Thursday, June 6, 2013


For the past few years I've been participating in my local library's summer reading program. I do a lot of reading in the summer and this is a fun way to keep track of some of the things I read, not to mention there are prizes awarded! To participate, I need to log six steps in each of three rounds, plus a bonus round. I earn a prize for completing the round. Round prizes are books, candy, small gift certificates, etc. For each step completed in the round, I get to fill out a raffle ticket. The big overall prize this year is a Kindle Fire. Other prizes are a set of luggage (This year's theme is a travel one.) and greater value gift cards. Since each round has six steps, on the outset it would appear I could log 24 books for the program.

But there are some 'cheater' steps. At least in my mind. The first step in each round is to watch a DVD or listen to a CD. The third step in each round is to watch a World Language DVD or another non-fiction DVD. To me, I'm not sure why these are included in a reading program.
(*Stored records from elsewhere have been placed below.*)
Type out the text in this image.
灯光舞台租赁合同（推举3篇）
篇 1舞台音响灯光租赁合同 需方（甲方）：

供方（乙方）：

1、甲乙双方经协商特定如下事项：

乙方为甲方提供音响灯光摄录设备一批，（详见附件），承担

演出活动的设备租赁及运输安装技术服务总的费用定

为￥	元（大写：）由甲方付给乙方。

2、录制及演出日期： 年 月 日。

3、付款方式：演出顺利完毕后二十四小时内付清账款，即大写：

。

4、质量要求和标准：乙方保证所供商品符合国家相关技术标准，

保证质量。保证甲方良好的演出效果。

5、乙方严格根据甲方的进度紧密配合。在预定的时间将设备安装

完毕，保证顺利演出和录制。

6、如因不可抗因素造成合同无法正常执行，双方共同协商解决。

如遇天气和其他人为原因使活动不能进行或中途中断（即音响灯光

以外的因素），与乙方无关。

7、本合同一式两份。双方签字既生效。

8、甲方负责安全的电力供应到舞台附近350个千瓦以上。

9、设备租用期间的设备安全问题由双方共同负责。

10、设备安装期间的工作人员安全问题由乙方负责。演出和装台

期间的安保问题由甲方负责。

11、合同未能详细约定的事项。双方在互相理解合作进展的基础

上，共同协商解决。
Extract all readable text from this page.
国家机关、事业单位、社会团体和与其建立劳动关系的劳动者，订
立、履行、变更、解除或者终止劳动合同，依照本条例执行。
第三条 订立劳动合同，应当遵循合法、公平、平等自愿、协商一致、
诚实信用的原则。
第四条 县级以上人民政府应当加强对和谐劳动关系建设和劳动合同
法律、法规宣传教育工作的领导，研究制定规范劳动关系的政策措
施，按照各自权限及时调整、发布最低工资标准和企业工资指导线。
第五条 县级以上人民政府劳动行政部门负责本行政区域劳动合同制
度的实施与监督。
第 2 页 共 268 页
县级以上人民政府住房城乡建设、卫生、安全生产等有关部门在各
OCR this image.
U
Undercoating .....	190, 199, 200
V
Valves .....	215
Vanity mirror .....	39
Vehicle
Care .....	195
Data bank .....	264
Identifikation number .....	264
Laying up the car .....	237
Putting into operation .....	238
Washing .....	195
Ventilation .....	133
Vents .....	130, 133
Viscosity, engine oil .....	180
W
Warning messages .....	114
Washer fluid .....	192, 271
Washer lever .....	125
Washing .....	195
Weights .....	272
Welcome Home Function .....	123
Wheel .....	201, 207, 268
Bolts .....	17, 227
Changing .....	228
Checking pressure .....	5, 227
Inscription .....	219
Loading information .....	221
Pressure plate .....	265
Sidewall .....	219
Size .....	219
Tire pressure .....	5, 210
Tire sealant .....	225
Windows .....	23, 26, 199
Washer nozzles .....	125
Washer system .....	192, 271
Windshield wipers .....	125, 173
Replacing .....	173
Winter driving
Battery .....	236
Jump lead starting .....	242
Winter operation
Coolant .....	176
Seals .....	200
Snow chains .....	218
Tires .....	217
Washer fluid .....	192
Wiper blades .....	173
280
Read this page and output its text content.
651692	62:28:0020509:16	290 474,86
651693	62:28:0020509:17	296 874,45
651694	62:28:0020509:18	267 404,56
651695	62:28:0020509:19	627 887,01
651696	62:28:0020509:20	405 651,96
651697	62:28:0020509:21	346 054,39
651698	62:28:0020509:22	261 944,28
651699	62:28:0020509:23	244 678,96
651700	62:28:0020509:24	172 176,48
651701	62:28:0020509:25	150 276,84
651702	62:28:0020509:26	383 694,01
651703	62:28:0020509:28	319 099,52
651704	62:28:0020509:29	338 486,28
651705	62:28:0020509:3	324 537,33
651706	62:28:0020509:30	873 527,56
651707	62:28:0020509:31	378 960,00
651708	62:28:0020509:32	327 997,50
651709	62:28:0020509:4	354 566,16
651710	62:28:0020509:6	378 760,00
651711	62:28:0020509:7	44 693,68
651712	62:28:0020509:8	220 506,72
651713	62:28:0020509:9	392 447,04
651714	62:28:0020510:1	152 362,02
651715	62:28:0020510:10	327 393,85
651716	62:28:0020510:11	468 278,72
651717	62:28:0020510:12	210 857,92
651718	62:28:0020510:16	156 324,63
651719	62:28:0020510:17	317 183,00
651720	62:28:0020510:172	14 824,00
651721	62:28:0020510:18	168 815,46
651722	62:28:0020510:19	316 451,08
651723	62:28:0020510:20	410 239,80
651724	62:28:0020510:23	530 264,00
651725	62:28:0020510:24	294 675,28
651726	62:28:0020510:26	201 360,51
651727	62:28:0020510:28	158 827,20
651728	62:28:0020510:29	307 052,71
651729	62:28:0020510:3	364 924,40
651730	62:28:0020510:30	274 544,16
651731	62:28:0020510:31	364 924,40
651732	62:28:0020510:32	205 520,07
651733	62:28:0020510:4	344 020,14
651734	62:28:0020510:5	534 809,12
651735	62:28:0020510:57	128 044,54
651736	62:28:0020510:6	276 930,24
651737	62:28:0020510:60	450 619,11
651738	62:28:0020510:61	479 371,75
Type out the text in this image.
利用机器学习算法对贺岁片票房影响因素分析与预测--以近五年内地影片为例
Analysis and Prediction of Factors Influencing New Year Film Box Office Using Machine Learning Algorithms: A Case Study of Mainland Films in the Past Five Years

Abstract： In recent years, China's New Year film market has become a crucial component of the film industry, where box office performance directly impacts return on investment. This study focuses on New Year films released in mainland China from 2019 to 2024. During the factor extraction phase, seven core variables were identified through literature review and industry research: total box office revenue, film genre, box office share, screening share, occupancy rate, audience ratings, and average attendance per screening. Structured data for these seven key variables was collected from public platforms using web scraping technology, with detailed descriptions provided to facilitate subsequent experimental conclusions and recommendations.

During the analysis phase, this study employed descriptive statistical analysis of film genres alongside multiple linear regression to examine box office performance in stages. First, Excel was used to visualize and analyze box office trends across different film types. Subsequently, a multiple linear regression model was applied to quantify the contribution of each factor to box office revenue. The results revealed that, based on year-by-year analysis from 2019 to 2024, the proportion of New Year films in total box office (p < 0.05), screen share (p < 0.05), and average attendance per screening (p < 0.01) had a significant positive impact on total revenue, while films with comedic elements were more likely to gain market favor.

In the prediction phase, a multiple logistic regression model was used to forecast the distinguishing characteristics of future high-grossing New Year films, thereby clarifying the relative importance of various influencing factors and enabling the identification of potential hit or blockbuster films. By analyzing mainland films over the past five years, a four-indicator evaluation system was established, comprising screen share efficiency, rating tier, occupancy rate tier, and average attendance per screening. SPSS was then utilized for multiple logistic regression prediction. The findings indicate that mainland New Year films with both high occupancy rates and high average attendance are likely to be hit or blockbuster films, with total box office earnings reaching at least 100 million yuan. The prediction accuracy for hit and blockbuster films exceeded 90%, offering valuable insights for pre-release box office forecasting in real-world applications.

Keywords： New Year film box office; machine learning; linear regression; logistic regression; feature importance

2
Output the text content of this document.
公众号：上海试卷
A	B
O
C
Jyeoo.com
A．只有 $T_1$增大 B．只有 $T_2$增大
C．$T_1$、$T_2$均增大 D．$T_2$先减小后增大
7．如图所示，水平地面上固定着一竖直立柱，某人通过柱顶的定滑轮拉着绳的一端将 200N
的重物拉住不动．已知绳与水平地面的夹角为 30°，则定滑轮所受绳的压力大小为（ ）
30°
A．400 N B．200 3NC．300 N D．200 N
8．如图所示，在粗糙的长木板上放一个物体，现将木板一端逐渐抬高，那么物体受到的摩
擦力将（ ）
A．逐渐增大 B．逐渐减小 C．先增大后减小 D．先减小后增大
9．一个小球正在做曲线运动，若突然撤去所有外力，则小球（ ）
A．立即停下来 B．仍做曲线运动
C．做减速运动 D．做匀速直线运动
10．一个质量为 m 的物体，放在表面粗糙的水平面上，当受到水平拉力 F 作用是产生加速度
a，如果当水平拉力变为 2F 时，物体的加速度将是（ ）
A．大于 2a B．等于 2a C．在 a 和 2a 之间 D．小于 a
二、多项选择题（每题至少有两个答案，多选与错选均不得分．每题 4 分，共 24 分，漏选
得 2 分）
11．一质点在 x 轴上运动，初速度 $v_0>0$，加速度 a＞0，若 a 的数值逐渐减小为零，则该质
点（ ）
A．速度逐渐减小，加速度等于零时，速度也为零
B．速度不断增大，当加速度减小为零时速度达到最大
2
My husband teases me because I'm disappointed with these requirements. It's just that I'm a purist, and if I'm participating in a reading program, I want to read! It's not like I won't read 24 books anyway, but it seems like the easy way out to include CDs and DVDs as part of the program. I kind of feel like I'm cheating. The fifth step is my choice of a CD, DVD, or book, and of course I'll pick the book. The sixth step is an optional audiobook step. Okay, this is a bit closer to reading, but not quite. At least in my mind. My hubby and I tried listening to an audiobook on a trip once. We figured we had a lot of traveling time to kill, and unfortunately, I get car sick if I read in the car, so this seemed like a good solution. But we had trouble following the story. Too many distractions around. Maybe we'll give it a try again this year.

Maybe the program needs to be called a summer media program. Or a summer listening/watching/reading program. But with half of the steps having nothing to do with reading a book, it seems like a misnomer to be calling it a summer reading program.

Just my two cents.

And it's not like the set up discourages me from participating. It's still fun, and I do love filling in my log. There's something deeply satisfying about that. And I try to challenge myself to complete the program by the end of June instead of the end of July when it officially ends. Because reading program aside, there's no better time than summer for curling up with a good book on the porch, or on the patio, or out by the pond, or next to the creek on vacation, or...anywhere! I just love being a book nerd!

Until next time,

Happy Reading!



  1. Debra, do many others participate? Children? I think getting children to read is very important.

  2. I'd love it if my library did a summer reading program for adults. We do one for kids and it's terrific, but there's nothing for adults. My husband listens to audio books in the car during his commute (actually, I think now he's moved onto podcasts). But we do audio books when we go on vacation. The trick is to pick a simple enough book so you can drive, but one that's interesting enough to hold your attention. Mysteries work well for us.

  3. Sounds like a great challenge, although I do agree with you that watching DVDs or even listening to an audio book are not really 'reading'. I'm not aware of our local libraries doing anything like this. I must remember to tell a librarian friend about it!

  4. There's always been a summer reading program for kids and teens. I think the adult one just started about three years ago. Or at least, that's when I became aware of it and started participating.

    Whenever I go to turn in my raffle slips, the container is always full (and they empty it each day) so I think they do get a lot of participants. The first year I didn't win anything, but last year I won a gift card, so that was cool!

    I do need to give the audio book another shot. A mystery would be fun.

  5. If you do, try to find a "light" one with lots of short chapters. That way, it's easy to stop at an end-point and it's not hard to remember what was going on. Just my two cents.

  6. Thanks, Jen, that's great advice.